The Cultural Dimension
Culture amplifies or constrains collaboration. Southwest Airlines offers a corporate case example where their systemic approach shaped culture into a competitive advantage. Their leaders recognized that employee empowerment, operational efficiency and customer trust were not separate goals but reinforcing elements. Investing in staff well-being created loyalty and engagement. Efficient scheduling reinforced customer satisfaction. Transparent pricing fostered trust. The system was designed to reinforce itself, producing both profitability and collaboration.
This cultural loop illustrates a key lesson: Collaboration is not merely interpersonal. It is embedded in structures, incentives and stories that shape how people see their role in the whole. Systems thinking allows leaders to make these loops intentional rather than accidental.
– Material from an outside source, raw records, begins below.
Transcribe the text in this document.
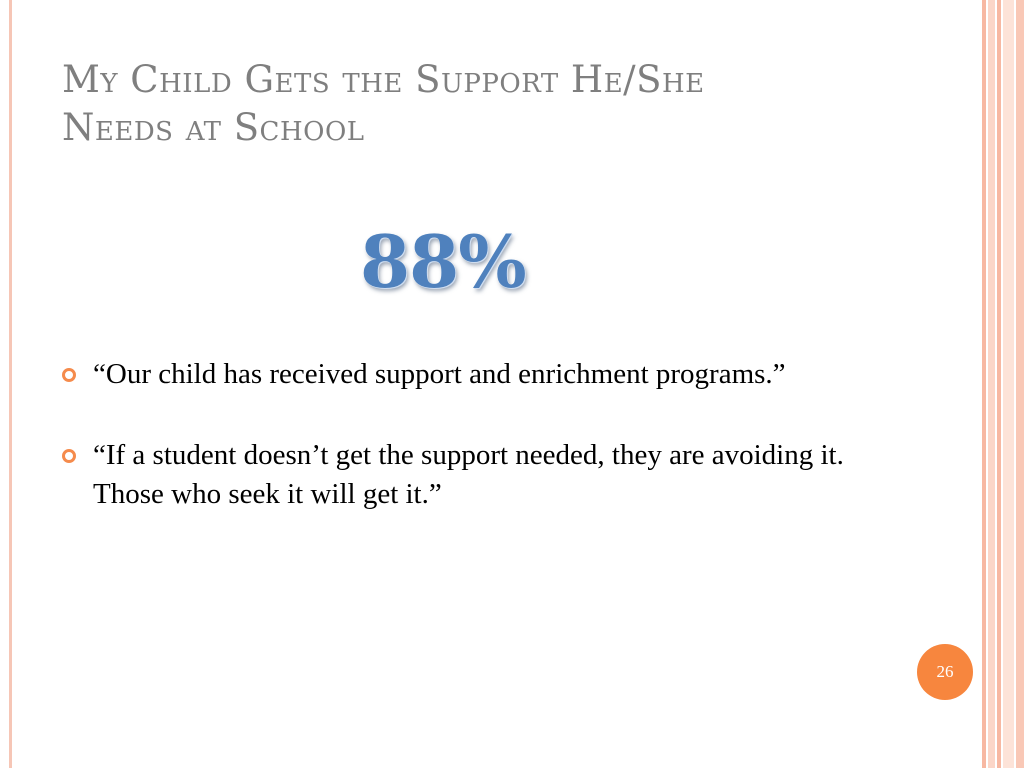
My Child Gets the Support He/She
Needs at School
88%
“Our child has received support and enrichment programs.”
“If a student doesn’t get the support needed, they are avoiding it. Those who seek it will get it.”
26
The Future Of Collaboration
In an era defined by complexity, leaders can no longer rely on linear problem solving. Systems leadership is about having the capacity to bridge silos, align diverse perspectives and design structures that reinforce collaboration rather than undermine it. It provides a common language that cuts across disciplines and levels, allowing a CEO, a policymaker and a frontline employee to see the same system from different vantage points whilst maintaining line-of-sight and focus to the common desired future reality.
The future of collaboration will not be built on charisma or command. It will be built on systems literacy. Leaders who can diagnose feedback loops, surface mental models and align vision with structure will turn collaboration from aspiration into execution.
The paradox is that collaboration feels like a human challenge but behaves like a system. Systems thinking resolves this paradox by revealing how the personal and the structural intertwine. It is only when organizations see both that they can escape the cycles of mistrust and build innovation at scale.